For his next project, Diggs will be heading back home to Oakland. He’s spent lockdown writing a TV series based on the 2018 film Blindspotting, which he co-wrote and co-starred in alongside his close friend and collaborator Rafael Casal. The film is at once a critique of race and gentrification and something of a love letter to the slam poetry tradition that the pair came up in. As Casal’s character Miles points out – in a line that Fredrick Douglass would have surely approved of: “Everybody listens more when you make it sound pretty.”

Blindspotting
Daveed Diggs in ‘Blindspotting’. Credit: Alamy

“We decided we wanted to tell a story about Oakland in a way that felt true to the city and to the Bay Area at large,” says Diggs. “As artists there you tend to grow up with a bit of a chip on your shoulder because you look around and you realise how dope you are, but nobody else seems to realise that! You’ve got to say it yourself. We were like: If we ever get the chance to make a movie, let’s show off this area and show it right. There are so many stories, so turning it into a TV show is a great opportunity to tell more of them.”

“Humans invented theatre because we need it”
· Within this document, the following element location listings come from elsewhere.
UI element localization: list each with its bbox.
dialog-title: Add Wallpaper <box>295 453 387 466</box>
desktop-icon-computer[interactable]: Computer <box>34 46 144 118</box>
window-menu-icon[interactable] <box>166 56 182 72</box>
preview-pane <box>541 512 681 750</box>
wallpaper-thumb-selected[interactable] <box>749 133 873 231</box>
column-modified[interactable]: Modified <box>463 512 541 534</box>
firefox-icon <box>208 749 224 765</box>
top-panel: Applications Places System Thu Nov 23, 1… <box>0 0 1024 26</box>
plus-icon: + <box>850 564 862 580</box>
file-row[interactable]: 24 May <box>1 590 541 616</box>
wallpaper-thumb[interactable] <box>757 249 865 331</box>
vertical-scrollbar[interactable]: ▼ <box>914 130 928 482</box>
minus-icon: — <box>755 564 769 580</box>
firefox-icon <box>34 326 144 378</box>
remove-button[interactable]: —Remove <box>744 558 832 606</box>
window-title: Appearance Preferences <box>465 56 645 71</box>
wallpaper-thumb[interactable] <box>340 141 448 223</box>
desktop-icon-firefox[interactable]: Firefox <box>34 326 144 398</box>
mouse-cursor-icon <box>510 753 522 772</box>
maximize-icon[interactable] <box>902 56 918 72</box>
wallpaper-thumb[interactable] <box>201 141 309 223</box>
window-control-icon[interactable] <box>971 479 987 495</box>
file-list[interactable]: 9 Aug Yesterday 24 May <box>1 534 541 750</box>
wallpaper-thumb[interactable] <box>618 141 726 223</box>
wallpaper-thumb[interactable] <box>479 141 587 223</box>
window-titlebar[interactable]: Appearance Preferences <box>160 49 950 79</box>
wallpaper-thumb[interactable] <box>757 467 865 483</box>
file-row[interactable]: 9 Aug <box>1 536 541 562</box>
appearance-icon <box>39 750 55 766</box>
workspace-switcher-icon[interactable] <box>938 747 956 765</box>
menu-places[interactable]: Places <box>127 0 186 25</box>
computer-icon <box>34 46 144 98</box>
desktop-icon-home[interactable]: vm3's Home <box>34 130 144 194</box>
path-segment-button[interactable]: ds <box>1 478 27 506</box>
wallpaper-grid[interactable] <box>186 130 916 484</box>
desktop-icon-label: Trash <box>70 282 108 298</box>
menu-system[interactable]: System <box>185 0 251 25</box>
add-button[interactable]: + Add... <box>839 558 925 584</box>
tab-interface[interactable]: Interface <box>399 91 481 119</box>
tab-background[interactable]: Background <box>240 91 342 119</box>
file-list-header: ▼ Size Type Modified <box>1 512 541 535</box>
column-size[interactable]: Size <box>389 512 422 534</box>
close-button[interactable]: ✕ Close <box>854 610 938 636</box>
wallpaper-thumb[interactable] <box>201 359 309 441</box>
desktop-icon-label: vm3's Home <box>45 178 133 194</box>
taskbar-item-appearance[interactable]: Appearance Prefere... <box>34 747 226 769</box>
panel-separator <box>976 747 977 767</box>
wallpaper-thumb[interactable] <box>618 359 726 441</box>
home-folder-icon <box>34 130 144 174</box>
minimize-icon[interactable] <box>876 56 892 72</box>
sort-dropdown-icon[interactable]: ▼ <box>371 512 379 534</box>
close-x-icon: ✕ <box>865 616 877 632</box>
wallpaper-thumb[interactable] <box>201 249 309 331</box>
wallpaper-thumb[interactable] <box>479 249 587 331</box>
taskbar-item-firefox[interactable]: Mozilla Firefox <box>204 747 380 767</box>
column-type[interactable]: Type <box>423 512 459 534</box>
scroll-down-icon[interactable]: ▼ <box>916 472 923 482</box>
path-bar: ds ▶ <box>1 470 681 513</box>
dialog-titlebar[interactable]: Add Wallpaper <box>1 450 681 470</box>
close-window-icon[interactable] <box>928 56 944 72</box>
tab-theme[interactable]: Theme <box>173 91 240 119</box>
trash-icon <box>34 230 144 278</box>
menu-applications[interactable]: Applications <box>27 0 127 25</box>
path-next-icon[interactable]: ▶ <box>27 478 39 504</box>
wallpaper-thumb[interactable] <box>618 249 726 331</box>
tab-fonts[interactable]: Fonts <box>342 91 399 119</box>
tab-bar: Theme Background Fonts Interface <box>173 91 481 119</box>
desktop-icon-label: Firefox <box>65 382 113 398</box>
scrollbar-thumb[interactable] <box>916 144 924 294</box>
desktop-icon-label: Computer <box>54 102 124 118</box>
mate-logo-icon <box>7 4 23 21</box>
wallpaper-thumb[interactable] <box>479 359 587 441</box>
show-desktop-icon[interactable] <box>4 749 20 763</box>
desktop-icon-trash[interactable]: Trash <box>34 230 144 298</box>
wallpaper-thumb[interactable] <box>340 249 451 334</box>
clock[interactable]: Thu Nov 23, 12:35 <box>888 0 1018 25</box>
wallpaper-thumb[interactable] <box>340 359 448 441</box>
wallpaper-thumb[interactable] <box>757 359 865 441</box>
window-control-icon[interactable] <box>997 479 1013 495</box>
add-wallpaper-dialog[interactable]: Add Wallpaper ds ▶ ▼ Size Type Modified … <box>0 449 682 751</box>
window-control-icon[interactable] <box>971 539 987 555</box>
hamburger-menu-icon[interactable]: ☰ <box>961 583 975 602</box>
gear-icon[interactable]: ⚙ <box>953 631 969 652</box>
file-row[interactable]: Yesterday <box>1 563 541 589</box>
While Diggs says 2020’s enforced slowdown has been a welcome one, allowing him a reprieve from his whirlwind introduction to celebrity, he worries about the devastating impact lockdown has had on live theatres like the ones he made his career in. “I’m concerned for the community of friends I have who made their living on Broadway,” he says. “That’s done for quite a while, in the best case scenario. That part is sad, and difficult, and everybody’s sort of struggling to figure out what to do.”
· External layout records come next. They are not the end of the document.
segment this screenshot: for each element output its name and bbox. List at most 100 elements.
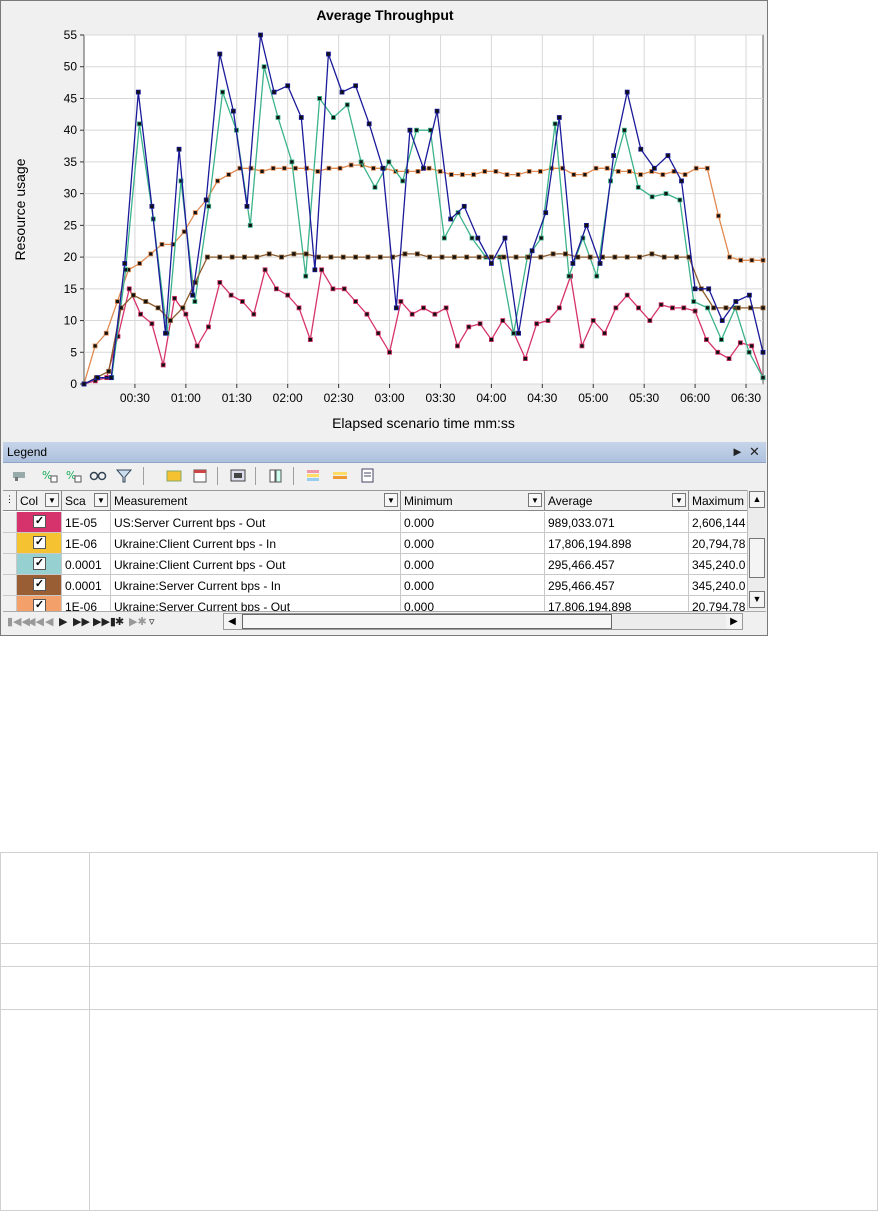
previous-record-icon[interactable]: ◀ (45, 615, 53, 628)
data-point (261, 64, 267, 70)
data-point (137, 121, 142, 127)
table-row[interactable]: ✓ 1E-05 US:Server Current bps - Out 0.00… (3, 512, 747, 533)
data-point (387, 349, 392, 355)
show-measurement-icon[interactable]: % (41, 467, 59, 484)
horizontal-scrollbar[interactable]: ◀ ▶ (223, 613, 743, 630)
data-point (393, 305, 399, 311)
maximum-cell: 20,794,78 (689, 533, 747, 554)
filter-icon[interactable]: ▿ (149, 615, 155, 628)
data-point (414, 127, 419, 133)
data-point (749, 343, 755, 349)
filter-icon[interactable] (115, 467, 133, 484)
scroll-down-icon[interactable]: ▼ (749, 591, 765, 608)
table-row[interactable]: ✓ 0.0001 Ukraine:Client Current bps - Ou… (3, 554, 747, 575)
row-selector[interactable] (3, 575, 17, 596)
next-record-icon[interactable]: ▶ (59, 615, 67, 628)
data-point (587, 254, 593, 260)
data-point (183, 311, 189, 317)
close-icon[interactable]: ✕ (749, 444, 760, 460)
checkbox-checked-icon[interactable]: ✓ (33, 599, 46, 611)
chevron-down-icon[interactable]: ▼ (45, 493, 59, 507)
color-cell[interactable]: ✓ (17, 554, 62, 575)
hide-measurement-icon[interactable] (11, 467, 29, 484)
row-selector[interactable] (3, 554, 17, 575)
table-row[interactable]: ✓ 0.0001 Ukraine:Server Current bps - In… (3, 575, 747, 596)
color-cell[interactable]: ✓ (17, 533, 62, 554)
column-header-measurement[interactable]: Measurement ▼ (111, 491, 401, 511)
measurement-cell: Ukraine:Client Current bps - Out (111, 554, 401, 575)
scroll-thumb[interactable] (749, 538, 765, 578)
column-header-col[interactable]: Col ▼ (17, 491, 62, 511)
row-selector[interactable] (3, 596, 17, 611)
color-cell[interactable]: ✓ (17, 596, 62, 611)
scroll-right-icon[interactable]: ▶ (726, 614, 742, 629)
column-header-minimum[interactable]: Minimum ▼ (401, 491, 545, 511)
checkbox-checked-icon[interactable]: ✓ (33, 557, 46, 570)
scroll-up-icon[interactable]: ▲ (749, 491, 765, 508)
data-point (377, 254, 383, 260)
data-point (661, 254, 667, 260)
snapshot-icon[interactable] (229, 467, 247, 484)
scroll-left-icon[interactable]: ◀ (224, 614, 240, 629)
data-point (303, 273, 309, 279)
column-header-maximum[interactable]: Maximum (689, 491, 747, 511)
columns-icon[interactable] (267, 467, 285, 484)
hide-all-icon[interactable] (331, 467, 349, 484)
data-point (251, 311, 257, 317)
checkbox-checked-icon[interactable]: ✓ (33, 536, 46, 549)
chevron-down-icon[interactable]: ▼ (672, 493, 686, 507)
y-tick-label: 10 (64, 314, 78, 328)
chevron-down-icon[interactable]: ▼ (384, 493, 398, 507)
data-point (627, 169, 632, 174)
data-point (604, 165, 610, 171)
next-page-icon[interactable]: ▶▶ (73, 615, 90, 628)
configure-measurement-icon[interactable]: % (65, 467, 83, 484)
previous-page-icon[interactable]: ◀◀ (27, 615, 44, 628)
export-icon[interactable] (191, 467, 209, 484)
minimum-cell: 0.000 (401, 554, 545, 575)
table-row[interactable]: ✓ 1E-06 Ukraine:Server Current bps - Out… (3, 596, 747, 611)
color-cell[interactable]: ✓ (17, 575, 62, 596)
data-point (215, 178, 220, 184)
correlate-icon[interactable] (165, 467, 183, 484)
data-point (258, 32, 263, 38)
data-point (220, 89, 225, 95)
data-point (727, 254, 733, 260)
column-header-scale[interactable]: Sca ▼ (62, 491, 111, 511)
table-row (0, 943, 878, 967)
table-row[interactable]: ✓ 1E-06 Ukraine:Client Current bps - In … (3, 533, 747, 554)
data-point (168, 318, 173, 323)
find-icon[interactable] (89, 467, 107, 484)
last-record-icon[interactable]: ▶▶▮ (93, 615, 116, 628)
maximum-cell: 20,794,78 (689, 596, 747, 611)
color-cell[interactable]: ✓ (17, 512, 62, 533)
row-selector[interactable] (3, 533, 17, 554)
scroll-thumb[interactable] (242, 614, 612, 629)
checkbox-checked-icon[interactable]: ✓ (33, 515, 46, 528)
x-tick-label: 04:30 (527, 391, 557, 405)
data-point (719, 337, 724, 342)
data-point (704, 337, 709, 342)
data-point (622, 127, 627, 133)
data-point (206, 324, 211, 330)
data-point (746, 349, 752, 355)
row-selector[interactable] (3, 512, 17, 533)
data-point (380, 165, 386, 171)
chevron-down-icon[interactable]: ▼ (94, 493, 108, 507)
column-header-average[interactable]: Average ▼ (545, 491, 689, 511)
checkbox-checked-icon[interactable]: ✓ (33, 578, 46, 591)
data-point (723, 305, 729, 311)
data-point (651, 165, 657, 171)
data-point (760, 305, 766, 311)
chevron-down-icon[interactable]: ▼ (528, 493, 542, 507)
show-all-icon[interactable] (305, 467, 323, 484)
data-point (230, 108, 236, 114)
x-tick-label: 06:30 (731, 391, 761, 405)
vertical-scrollbar[interactable]: ▲ ▼ (747, 490, 766, 610)
data-point (172, 295, 177, 301)
pin-icon[interactable]: ► (731, 444, 744, 459)
data-point (638, 146, 644, 152)
properties-icon[interactable] (359, 467, 377, 484)
new-record-icon[interactable]: ▶✱ (129, 615, 147, 628)
asterisk-icon[interactable]: ✱ (115, 615, 124, 628)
What he’d like to see happen is for this shock to the system to hasten the arrival of some long-overdue changes. “We’re all hopeful that we’ll come out of this quarantine better than we were before, and I think the popular American theatres should feel the same way,” he argues. “There is a lack of accountability and representation in theatre, particularly on Broadway. I hope this is an opportunity to sort of reset.”

Diggs’ dream that we’re all going to come out of lockdown better than we were when it started seems to chime with the optimism that has since rippled out from the news of Joe Biden’s election victory and some promising vaccine trials. When it comes to telling stories, Diggs says once more that his hope for the future comes from thinking about the past. “Humans invented theatre because we need it,” he says. “We need to tell stories and to be entertained. If we get rid of all the bells and whistles, theatre will still exist. I remember early on [in lockdown] seeing all the videos popping up of people doing workout classes in the middle of their courtyards and everybody around watching. That’s theatre. That’s literally all it takes.”